Determined to die more nobly, she showed no womanly fear of the sword, nor did she use her swift fleet to gain some hidden shore. She had the strength of mind to gaze on her ruined palace with a calm countenance, and the courage to handle the sharp-toothed serpents, letting her body drink in their black venom. Once she had resolved to die she was all the more defiant—determined, no doubt, to cheat the cruel Liburnians: she would not be stripped of her royalty and conveyed to face a jeering triumph: no humble woman she.
7a. Elizabeth Taylor, Cleopatra (1963):
7b. Shelley P. Haley, “Black Feminist Thought and Classics: Re-membering, Re-claiming, Re-empowering.” 1993: 29.
“I had disliked discussing Cleopatra; I had been uncomfortable and ill at ease.

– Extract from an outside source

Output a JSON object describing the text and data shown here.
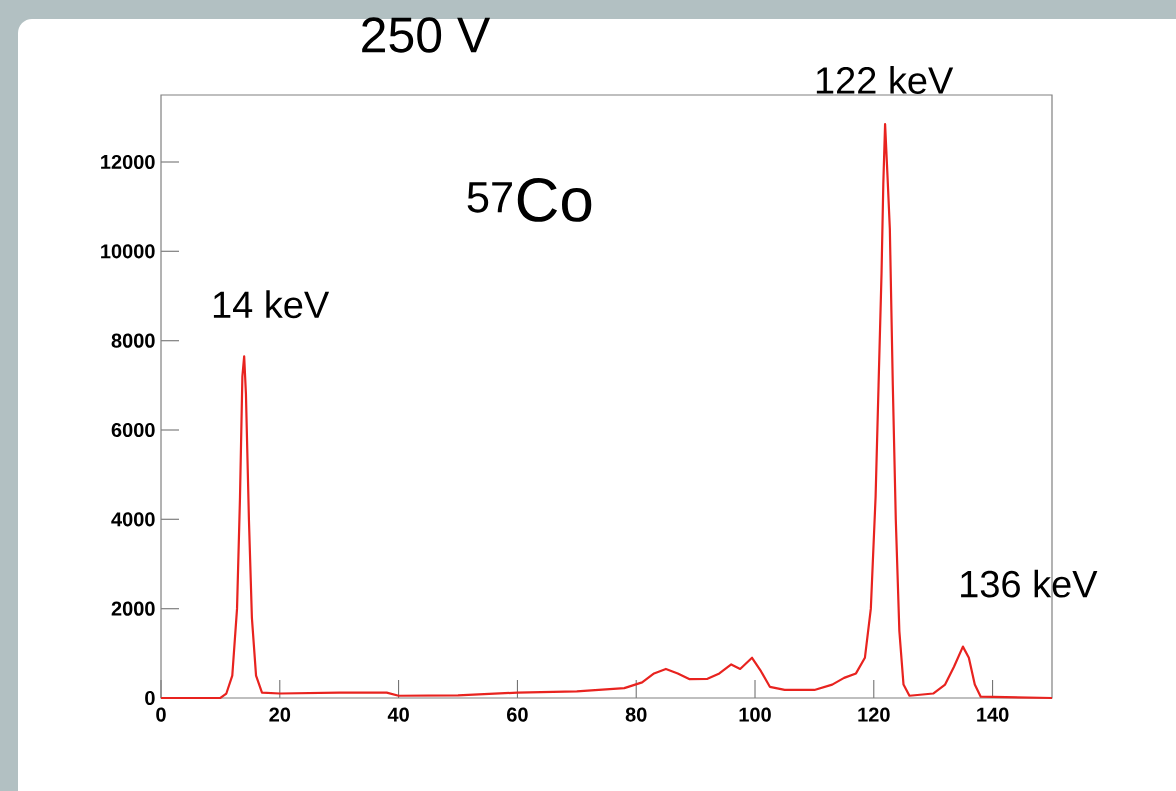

Why? I began to see and am still arriving at seeing that Cleopatra is the crystallization of the tension between my yearning to fit in among the classicists and my identity politics. I clouded this tension by professing that the Ptolemies of the first century B.C.E were Greco-Egyptian. To me, “Egyptian”, “Greco-Egyptian”, “Greek”, “Roman” had been cultural designations. I refused, rather self-righteously, I admit, to colorize the question as my grandmother had done, along with my students, and most recently Newsweek (“Was Cleopatra Black”: September 23, 1991). What I resisted was the act that my culture is colorized: Black literature, Black music, Black art, Black feminism. Gradually, by reading my history and Black feminist thought, I perceived that Cleopatra was a signifier on two levels. She gives voice to our “anxiety about cultural disinheritance” (Sadoff 1990: 205), and she represents the contemporary Black woman’s double history of oppression and survival.”
8. Al-Mas’udi, Prairies of Gold, 10th c. CE Arabic. Excerpt from Prudence Jones (2006: 271). Translated by Camilo Gomez-Rivas.
Ptolemy [XII Auletes, king of Egypt] was succeeded by his daughter, Cleopatra. Her reign lasted twenty-two years. She was wise, tried her hand at philosophy and was a close companion to wise men. She has works, both bearing her name and ascribed to her, of medicine, and science, known by those versed in medicine.